Firstly, the apparent growth that is expected within the industry. The Boeing’s Pilot and Technician Outlook projects that over the next 20 years 790,000 new commercial pilots will be needed (one-third corresponding to the Asia-Pacific region and the other two-thirds evenly distributed in North America and Europe). Furthermore, a large number of pilots are estimated to retire over the next few years.
Secondly, the increase of rapidly expanding low-cost airlines (i.e. Volotea, WizzAir) that have been immersing into joint-ventures along with other training schools such as CAE Inc., offer a significant number of pilot positions while providing pre-signed contracts as well as flexible financing schemes.
Lastly, retribution. Although pilot pay may vary depending on airline, seniority, country or economic volatility, the median salary in 2017 was €69,000/year (USA).
In comparison, other data derived from pilot shortages in South-East Asian regions suggest a 400% raise in salary (€277,000/year after tax)!
The principle counterpart to getting into pilot school would remain in a rather distant future. It is so, since the next revolution in the industry is expected to be automated systems. This could, of course, leave hundreds of thousands of pilots’ fate in jeopardy, although UBS reports set the viability of such an advancement by about 2040.
Moreover, unmanned commercial flights lack of social acceptability (not only in the sector, but also in the broad public) which will notably postpone the implementation of these technologies.
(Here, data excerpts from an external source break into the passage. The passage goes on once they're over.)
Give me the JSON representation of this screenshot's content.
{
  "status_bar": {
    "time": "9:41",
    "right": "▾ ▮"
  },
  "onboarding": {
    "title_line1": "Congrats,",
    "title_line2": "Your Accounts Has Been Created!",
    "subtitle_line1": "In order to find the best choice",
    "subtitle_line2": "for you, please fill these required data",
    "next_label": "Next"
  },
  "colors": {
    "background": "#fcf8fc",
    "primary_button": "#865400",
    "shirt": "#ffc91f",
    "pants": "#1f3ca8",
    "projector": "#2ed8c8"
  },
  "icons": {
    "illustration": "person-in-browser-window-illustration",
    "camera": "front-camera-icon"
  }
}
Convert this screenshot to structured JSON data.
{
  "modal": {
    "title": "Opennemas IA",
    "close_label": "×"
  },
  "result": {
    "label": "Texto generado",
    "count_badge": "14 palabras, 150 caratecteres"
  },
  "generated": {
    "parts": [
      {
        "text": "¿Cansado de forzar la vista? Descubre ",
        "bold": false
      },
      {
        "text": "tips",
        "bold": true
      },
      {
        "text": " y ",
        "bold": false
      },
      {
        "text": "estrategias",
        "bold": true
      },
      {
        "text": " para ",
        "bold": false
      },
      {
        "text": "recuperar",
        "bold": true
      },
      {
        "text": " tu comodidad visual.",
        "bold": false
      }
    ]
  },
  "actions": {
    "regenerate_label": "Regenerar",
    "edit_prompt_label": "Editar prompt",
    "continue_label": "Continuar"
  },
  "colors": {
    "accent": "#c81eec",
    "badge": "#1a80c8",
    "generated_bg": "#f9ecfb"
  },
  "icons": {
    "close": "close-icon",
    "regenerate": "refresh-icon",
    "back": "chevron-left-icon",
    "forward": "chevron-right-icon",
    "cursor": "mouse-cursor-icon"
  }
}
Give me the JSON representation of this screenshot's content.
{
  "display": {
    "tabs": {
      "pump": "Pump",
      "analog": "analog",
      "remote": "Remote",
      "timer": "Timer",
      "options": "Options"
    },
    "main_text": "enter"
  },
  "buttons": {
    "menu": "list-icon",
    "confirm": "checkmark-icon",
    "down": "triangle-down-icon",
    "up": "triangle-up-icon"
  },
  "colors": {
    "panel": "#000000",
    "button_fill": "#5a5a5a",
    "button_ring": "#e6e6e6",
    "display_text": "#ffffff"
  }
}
All in all, it's no doubt that there are obvious financial restrains regarding this choice, although the return on such an investment makes this decision absolutely feasible. Using the most prudent data, the payback period could be equal to approximately 1.4 years, which compared to other careers represents a greater utility.
Additionally, industry democratization has enabled new channels which could encourage skeptical enthusiasts to apply. It seems to me that it is an ideal time to join the industry that many of us share a special interest for.